October 5 Harvest Notes

Ah! That’s better! Although there were sprinkles of rain off and on, at least it was sunny at times and not nearly as cold as last week.

We were kept company while preparing the baskets by five of the chickens who had escaped their pen. Funny birds! They will come right up to us while we’re doing something, but if we walk to another spot they scatter in every direction.

The young turkeys are now minus their mother. Did she leave to join the neighbouring flock? Or did she meet her demise? Your guess is as good as mine.

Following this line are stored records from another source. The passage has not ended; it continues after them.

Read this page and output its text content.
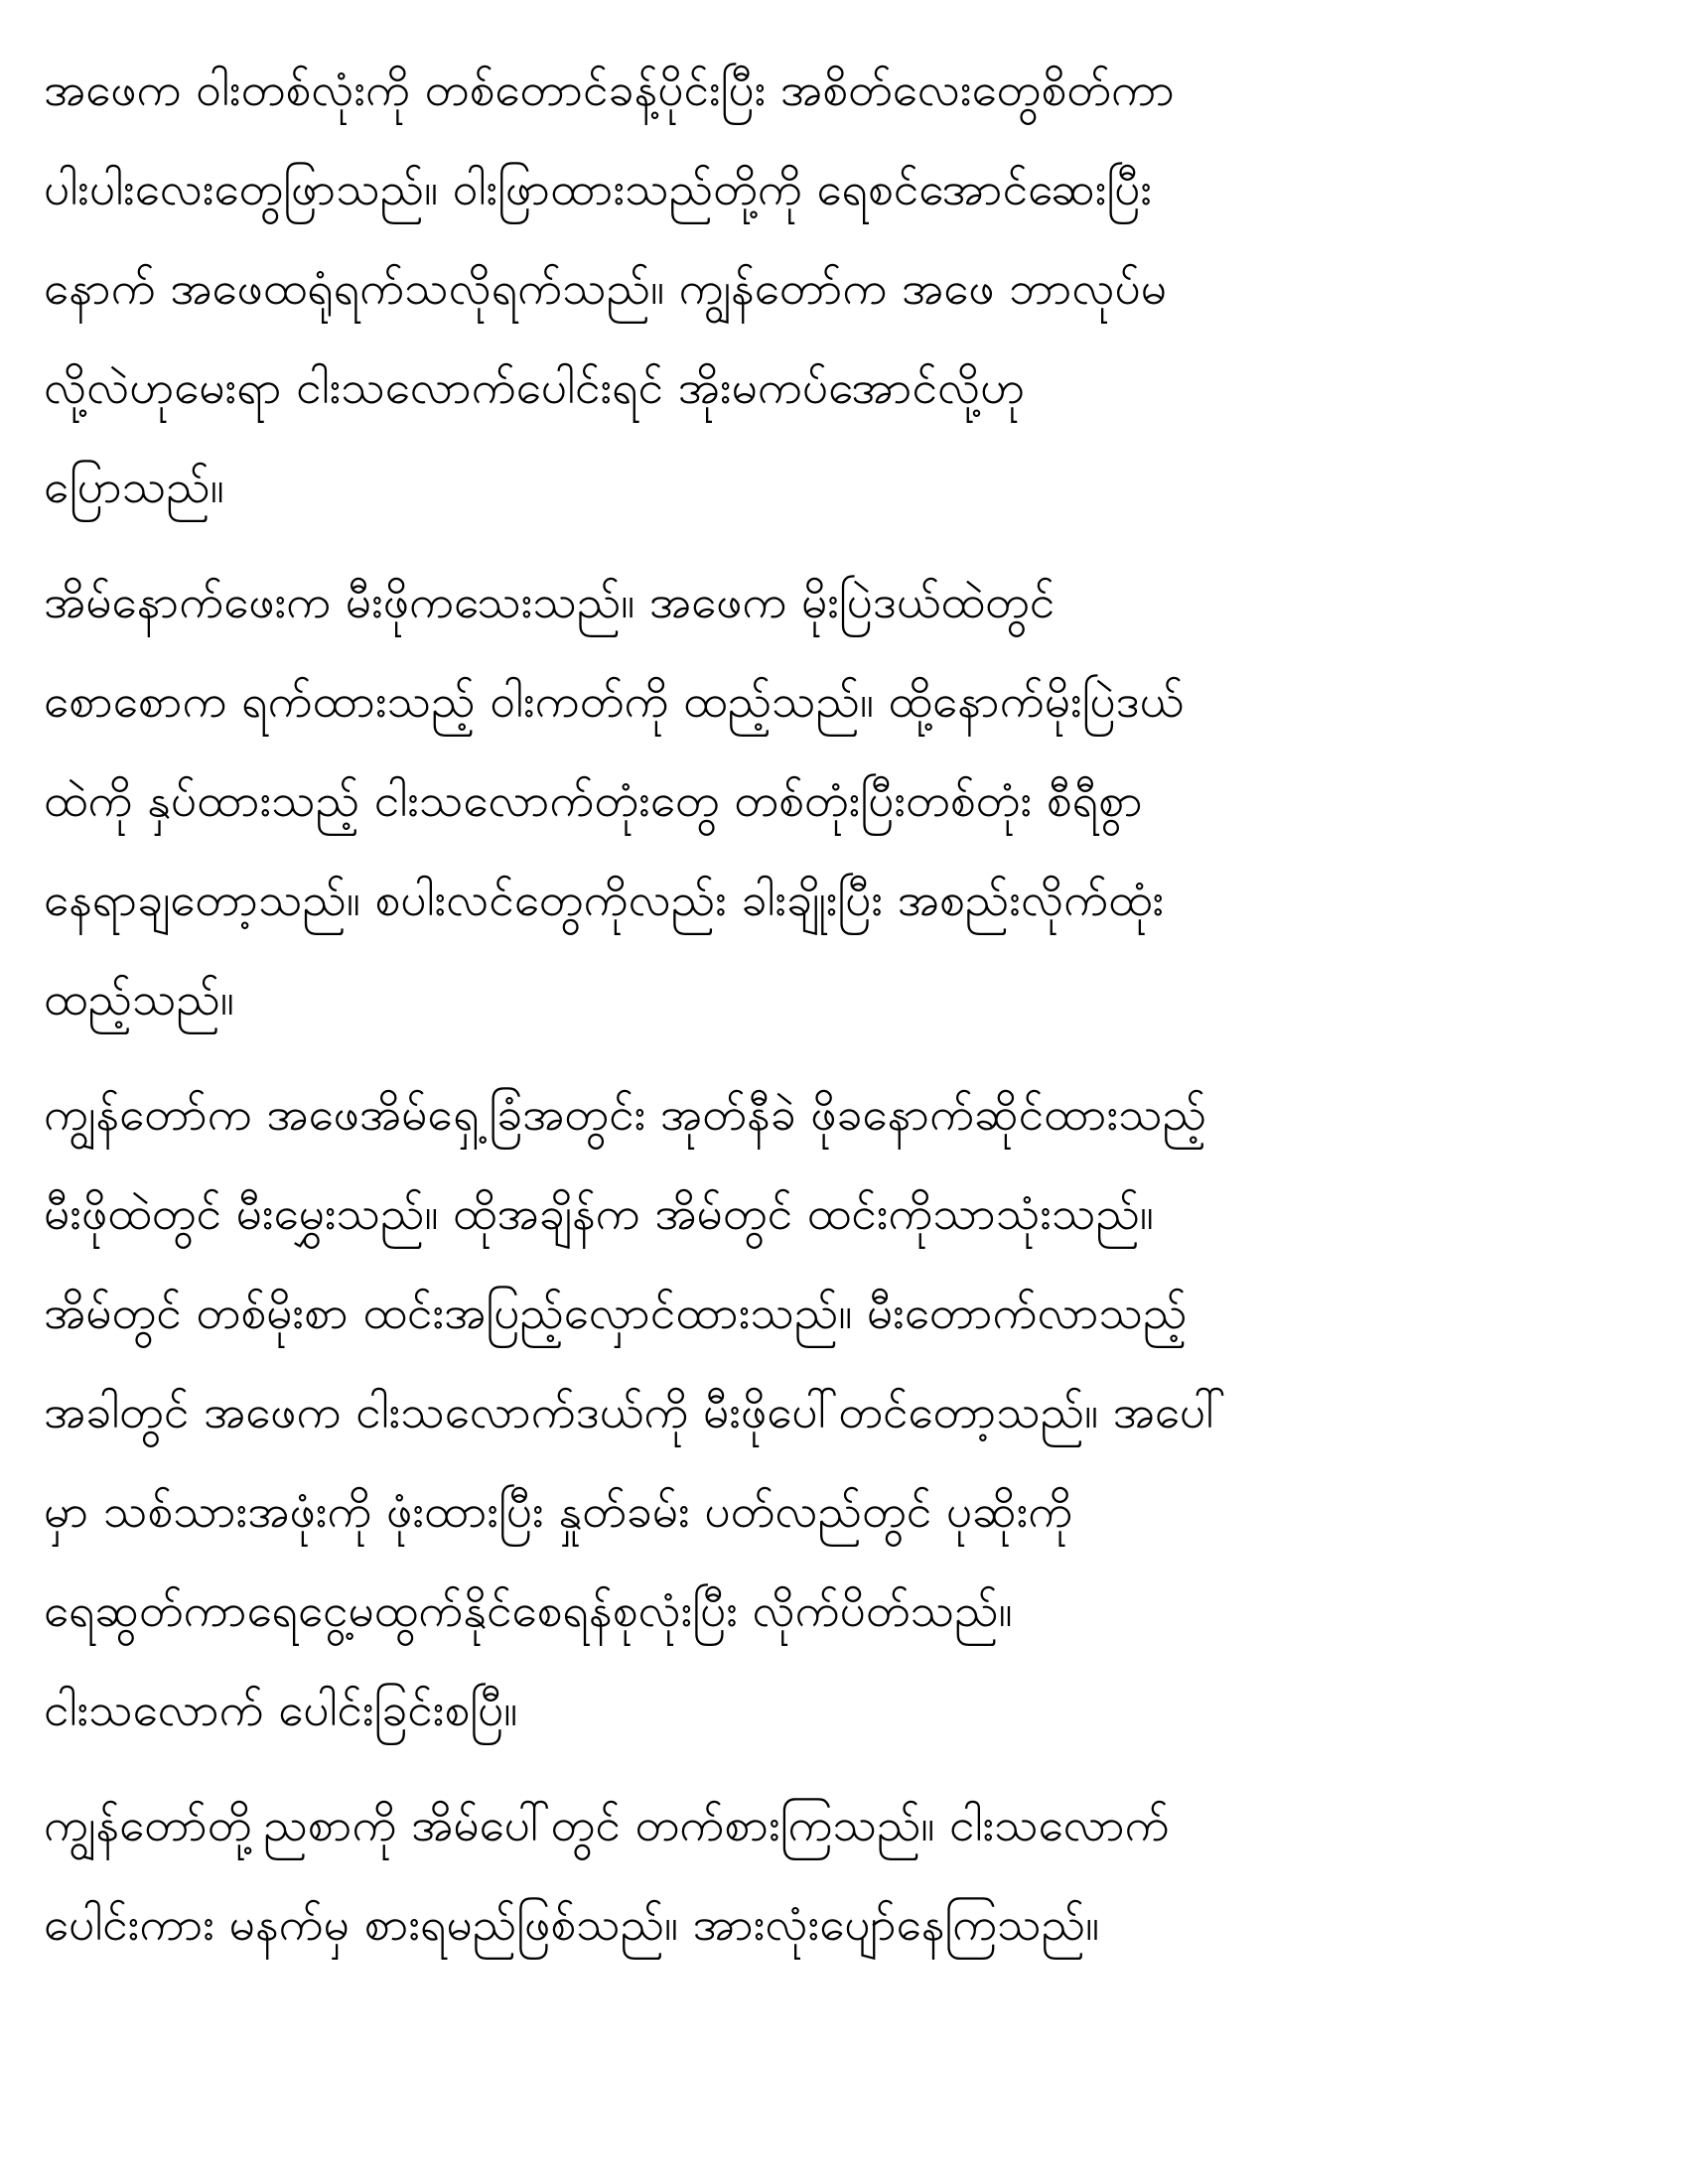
အဖေက ဝါးတစ်လုံးကို တစ်တောင်ခန့်ပိုင်းပြီး အစိတ်လေးတွေစိတ်ကာ
ပါးပါးလေးတွေဖြာသည်။ ဝါးဖြာထားသည်တို့ကို ရေစင်အောင်ဆေးပြီး
နောက် အဖေထရုံရက်သလိုရက်သည်။ ကျွန်တော်က အဖေ ဘာလုပ်မ
လို့လဲဟုမေးရာ ငါးသလောက်ပေါင်းရင် အိုးမကပ်အောင်လို့ဟု
ပြောသည်။
အိမ်နောက်ဖေးက မီးဖိုကသေးသည်။ အဖေက မိုးပြဲဒယ်ထဲတွင်
စောစောက ရက်ထားသည့် ဝါးကတ်ကို ထည့်သည်။ ထို့နောက်မိုးပြဲဒယ်
ထဲကို နှပ်ထားသည့် ငါးသလောက်တုံးတွေ တစ်တုံးပြီးတစ်တုံး စီရီစွာ
နေရာချတော့သည်။ စပါးလင်တွေကိုလည်း ခါးချိုးပြီး အစည်းလိုက်ထုံး
ထည့်သည်။
ကျွန်တော်က အဖေအိမ်ရှေ့ခြံအတွင်း အုတ်နီခဲ ဖိုခနောက်ဆိုင်ထားသည့်
မီးဖိုထဲတွင် မီးမွှေးသည်။ ထိုအချိန်က အိမ်တွင် ထင်းကိုသာသုံးသည်။
အိမ်တွင် တစ်မိုးစာ ထင်းအပြည့်လှောင်ထားသည်။ မီးတောက်လာသည့်
အခါတွင် အဖေက ငါးသလောက်ဒယ်ကို မီးဖိုပေါ်တင်တော့သည်။ အပေါ်
မှာ သစ်သားအဖုံးကို ဖုံးထားပြီး နှုတ်ခမ်း ပတ်လည်တွင် ပုဆိုးကို
ရေဆွတ်ကာရေငွေ့မထွက်နိုင်စေရန်စုလုံးပြီး လိုက်ပိတ်သည်။
ငါးသလောက် ပေါင်းခြင်းစပြီ။
ကျွန်တော်တို့ညစာကို အိမ်ပေါ်တွင် တက်စားကြသည်။ ငါးသလောက်
ပေါင်းကား မနက်မှ စားရမည်ဖြစ်သည်။ အားလုံးပျော်နေကြသည်။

The youngsters still keep quite close together and they too seem used to seeing us around.

Baskets today contained an assortment of winter squash, swiss chard, potatoes, carrots, lettuce, summer turnip, sunflower and alfalfa/clover sprouts, bunching onions (they look more like chives!), and jerusalem artichoke.

The sunflower sprouts aren’t as nice as we would like. We have more tests to do to determine the proper density of seeds to work with — this batch was much too crowded, which is why many of the sprouts haven’t turned green. I doubt that we will ever be able to remove all of the hulls, but with the proper density we should have better success with that as well. In the meantime, it means a little more effort for folks on the receiving end to tidy them up a bit. Thanks for your patience!

Jerusalem artichokes, or sunchokes, are a vegetable in a class all to themselves. No relation to globe artichokes, they are an indigenous plant, which means of course that they are perfectly adapted to growing here. The edible part is a widening of the root, so to harvest them the plant is cut and the roots dug out to about a foot underground. Not as challenging as burdock root, but close!

Because they are freshly harvested, you can scrub them rather than trying to peel them. They can be eaten raw or steamed and mashed or added to casseroles. They have a nutty flavour and provide lots of iron and a good amount of Vitamin C. Info on cooking sunchokes here.

2 Comments on "October 5 Harvest Notes"

  1. Catherine
    05/10/2009 at 11:36 pm Permalink

    I’m a big fan of shredding sunchokes and carrots, mixing in some mayo, chopped walnuts, salt and pepper, and putting it all into a wrap (or rye bread) with sprouts. Squashy soup and sandwiches will be on our Thanksgiving menu. ;o)

  2. Heidi Petersen
    06/10/2009 at 12:38 pm Permalink

    Allow me to share this recipe, which seems so perfect for yesterday’s basket, and which we love in our house:

    Roasted Jerusalem Artichoke Bisque with Sunflower Sprouts
    (from Vegetable Soups from Deborah Madison’s Kitchen)

    1 lb jerusalem artichokes, scrubbed and cut into 1/3-inch slices
    1/2 cup peeled and sliced potato
    3 lr garlic cloves
    3 Tbsp sunflower seed oil
    salt and pepper
    1 small onion or leek, thinly sliced
    1/4 cup ceam
    sunflower seed sprouts

    Roast Jerusalem artichokes, potato and unpeeled garlic with 2 Tbsp oil and some salt at 425 for 45 minutes until browned.

    Saute onion in remaining oil in a soup pot several minutes, then add roasted vegetables, 1/2 tsp salt and 1/2 cup water. Cook over medium heat, stirring occasionally, 4-5 minutes. Add 4 1/2 cups water, reduce heat and simmer, covered, until soft, 20 minutes.

    Puree soup, leaving a bit of texture. Sire in cream, taste for salt and pepper. Serve garnished with a pile of sprouts in each bowl.